Sometimes hiring a data scientist maybe a high risk maneuver given that it is a permanent position (data scientists are in high demand so please do not even consider trying to hire on a contractual basis). An alternative will be to hire a consultant who has done data science projects. The consultant can sieve through the available data and determine if there are sufficient “low hanging fruits”.

Side note

I have seen organizations that hire people who has completed a Masters or bootcamp and expect them to know how to work on their existing data. Most of these “fresh” trainees requires mentors to guide them further so that they know how to sieve through the data for insights. Experience really counts a lot in data science!

Plucking More Fruits

Given that sufficient value has been proven from existing data, the next step is to work on TWO paths: (1) data governance & management (2)infrastructure

(1) Data Governance & Management

Having proved that data is of value, it is time to set up processes to manage it, ensure that the data is of higher quality, so as to reduce the time period between extracting data to having data at the right quality to be used. This will allow data to be turned into insights for decisions quickly, pushing the value envelope further.

Based on the first few projects (aka “low hanging fruits), the organization can also now look at what further data can be captured (at a reasonable costs) so as to improve their insights.

(2) Infrastructure

Having created more buy-in from management, the organization can now work on the infrastructure. Building the infrastructure generally requires a much larger budget because of the need to integrate with existing systems and also storing of data. But since we have the “low hanging fruits” to show for, it will now be easier to ask for a budget to build and management will have more confidence that the budget will be used to create more value for the organization.

Side note

I’ve seen in a lot of situations, organization went ahead to purchase “Big Data” technology without proper plans on how to use them or even worst, whether there is a need to use them. In the end, the momentum to build data science capabilities was not sustained, because of various reasons value created (if they are created in the first place) was not enough to cover the infrastructure costs and these organizations are stuck with the ‘white elephant’. And the conclusion from such failed attempt was management do not believe in data science anymore (who can blame them) which to me is very sad, because the organization has lost the chance to be competitive.

So remember what I said, “Value have to always move ahead of the costs.”

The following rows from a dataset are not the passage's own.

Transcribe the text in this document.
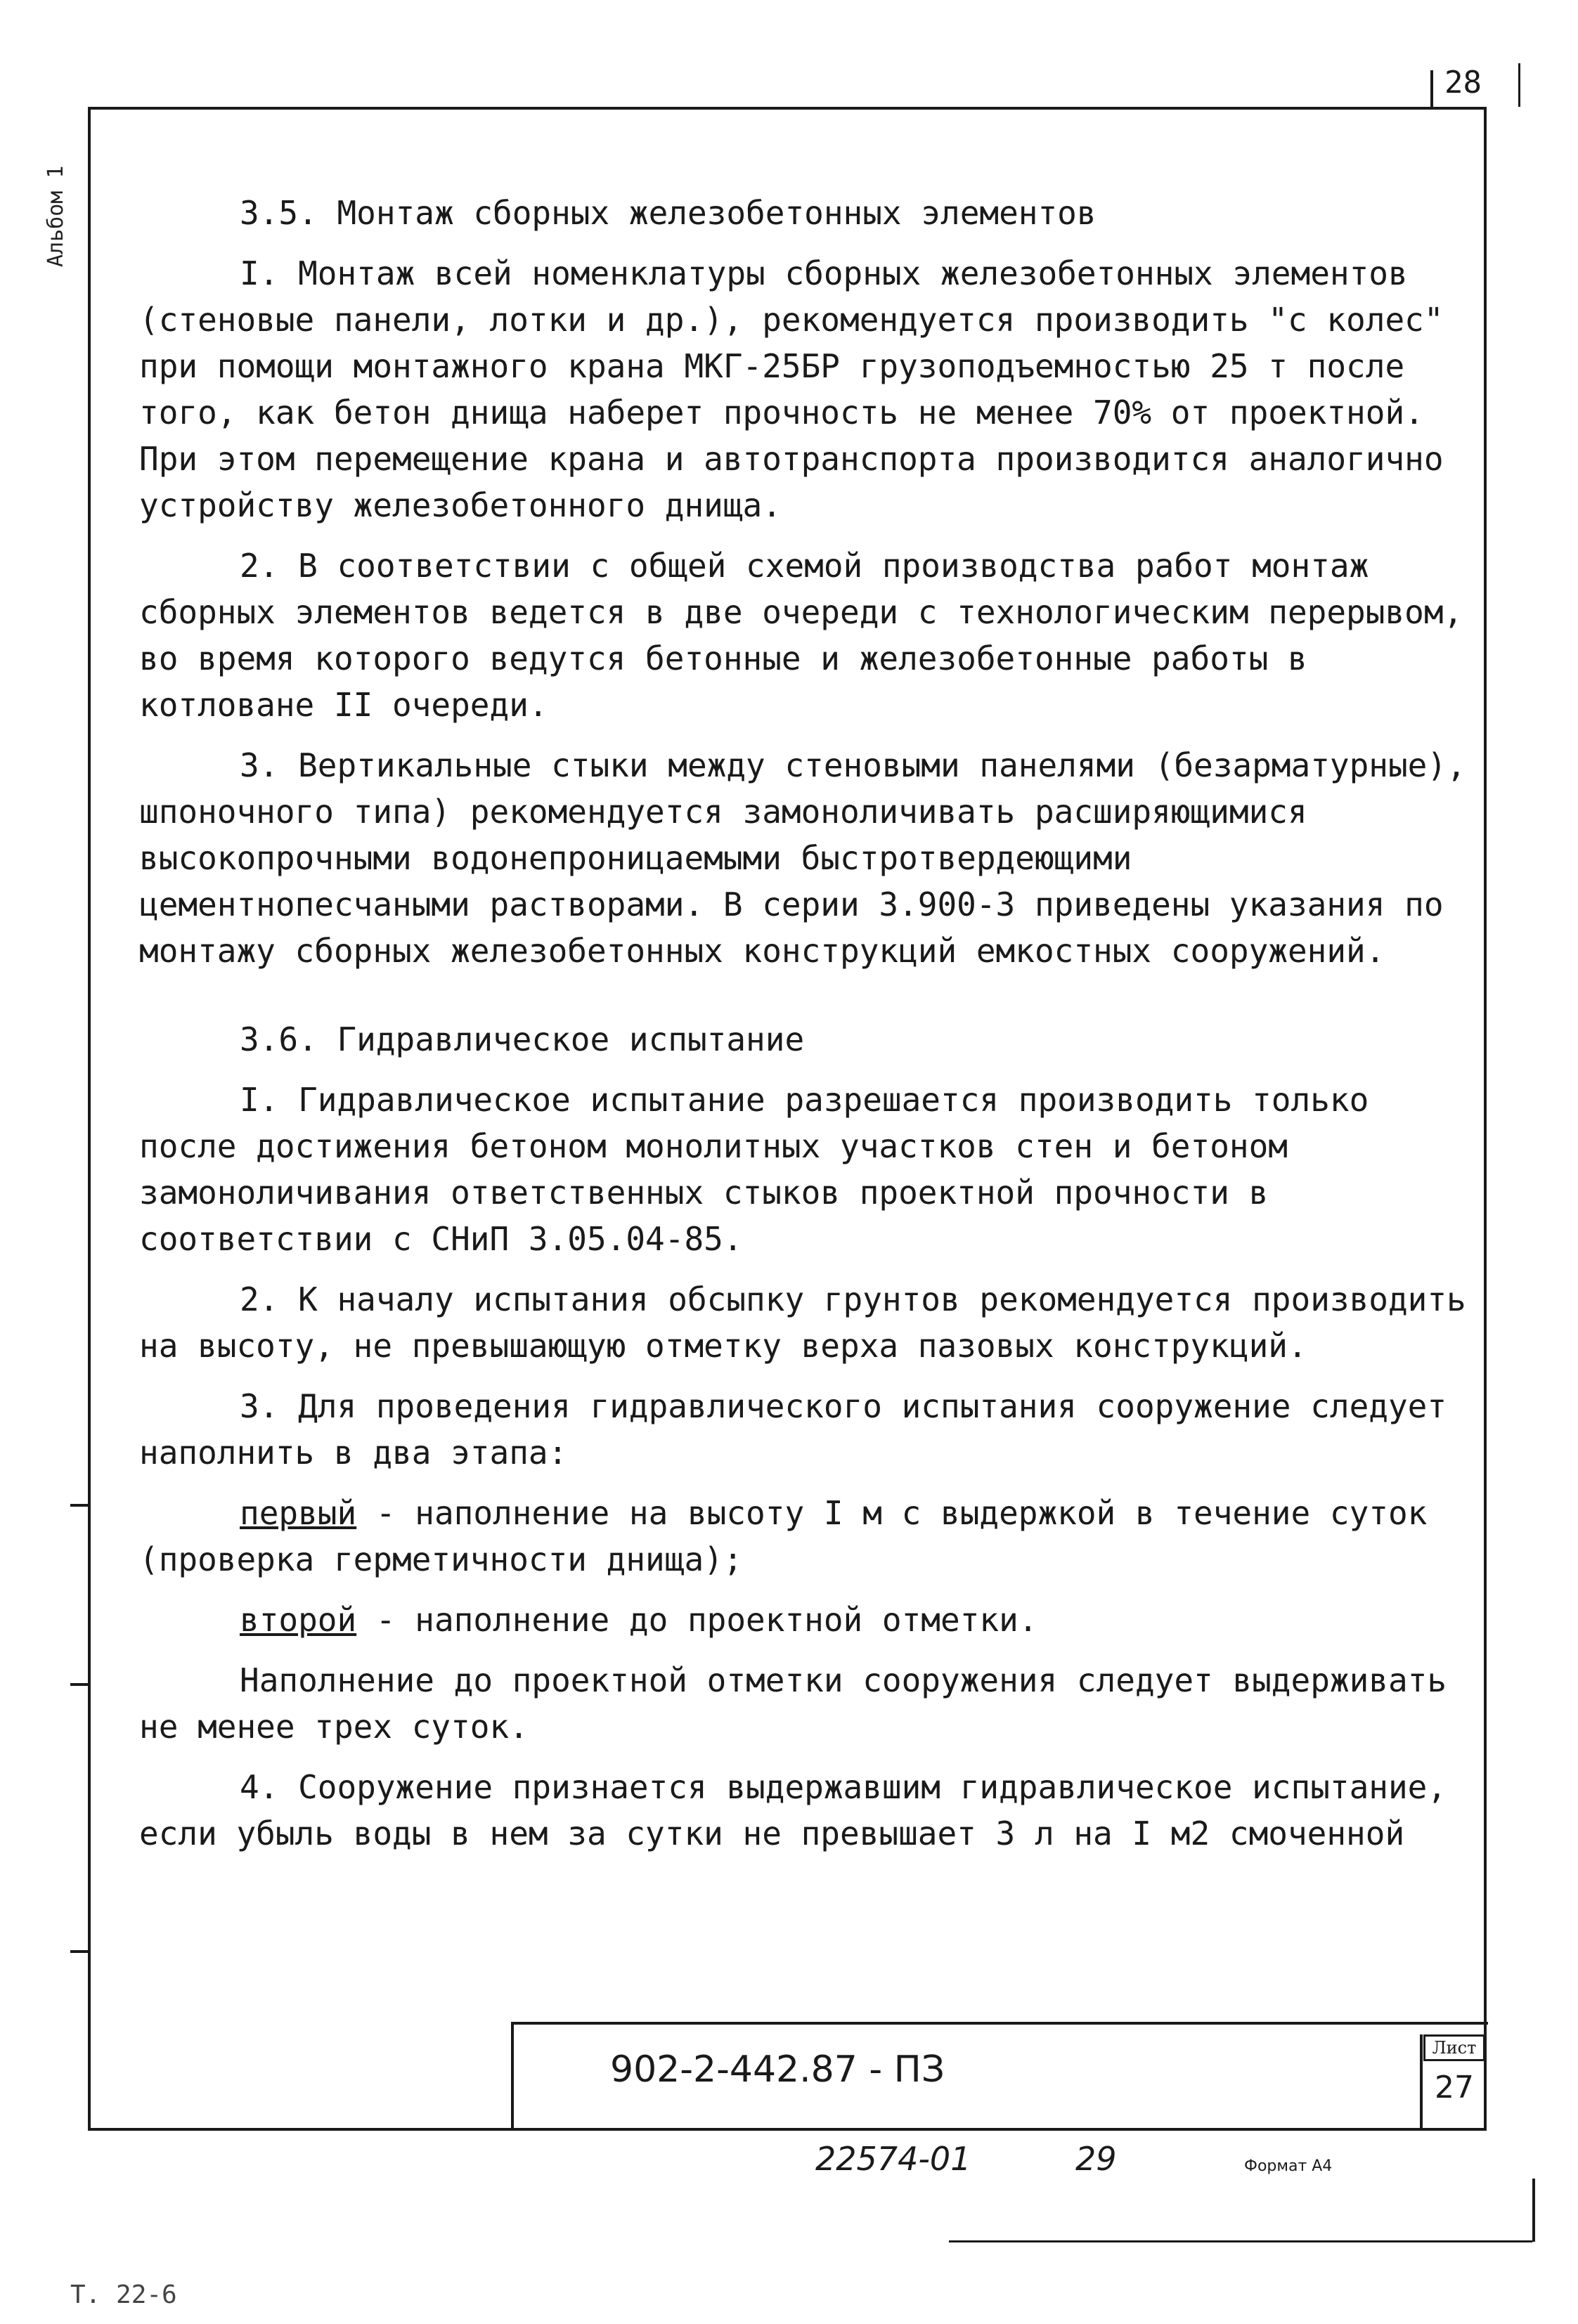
28
Альбом 1	3.5. Монтаж сборных железобетонных элементов

I. Монтаж всей номенклатуры сборных железобетонных элементов (стеновые панели, лотки и др.), рекомендуется производить "с колес" при помощи монтажного крана МКГ-25БР грузоподъемностью 25 т после того, как бетон днища наберет прочность не менее 70% от проектной. При этом перемещение крана и автотранспорта производится аналогично устройству железобетонного днища.

2. В соответствии с общей схемой производства работ монтаж сборных элементов ведется в две очереди с технологическим перерывом, во время которого ведутся бетонные и железобетонные работы в котловане II очереди.

3. Вертикальные стыки между стеновыми панелями (безарматурные), шпоночного типа) рекомендуется замоноличивать расширяющимися высокопрочными водонепроницаемыми быстротвердеющими цементнопесчаными растворами. В серии 3.900-3 приведены указания по монтажу сборных железобетонных конструкций емкостных сооружений.

3.6. Гидравлическое испытание

I. Гидравлическое испытание разрешается производить только после достижения бетоном монолитных участков стен и бетоном замоноличивания ответственных стыков проектной прочности в соответствии с СНиП 3.05.04-85.

2. К началу испытания обсыпку грунтов рекомендуется производить на высоту, не превышающую отметку верха пазовых конструкций.

3. Для проведения гидравлического испытания сооружение следует наполнить в два этапа:

первый - наполнение на высоту I м с выдержкой в течение суток (проверка герметичности днища);

второй - наполнение до проектной отметки.

Наполнение до проектной отметки сооружения следует выдерживать не менее трех суток.

4. Сооружение признается выдержавшим гидравлическое испытание, если убыль воды в нем за сутки не превышает 3 л на I м2 смоченной

902-2-442.87 - ПЗ
Лист
27
22574-01	29	Формат А4
Т. 22-6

With Better Infrastructure & Data, Comes Greater Value

Setting up the infrastructure and data governance processes might take some time, like 6 to 12 months. During this time, the organization should continue to find more data science projects to create value for the organization. With better infrastructure and data quality, the value/time spent ratio will be increased. This increase will then lead to another chance to put in more resources to build better infrastructure, larger teams and collect more data.

With the value running way ahead of the costs, and ensuring that it stays that way, it will create a virtuous cycle and in due time, the data science capabilities will be built up and stay with the organization.


This is of course just a very simple description on how to build data science capabilities. There will be other considerations as well given the different domain and such. But at the end of the day, the most important message that I want to bring across is that “Value have to always move ahead of the costs”. otherwise the effort is not sustainable and organizations may just lose the competitive edge that is necessary to survive in this dynamic and harsh environment.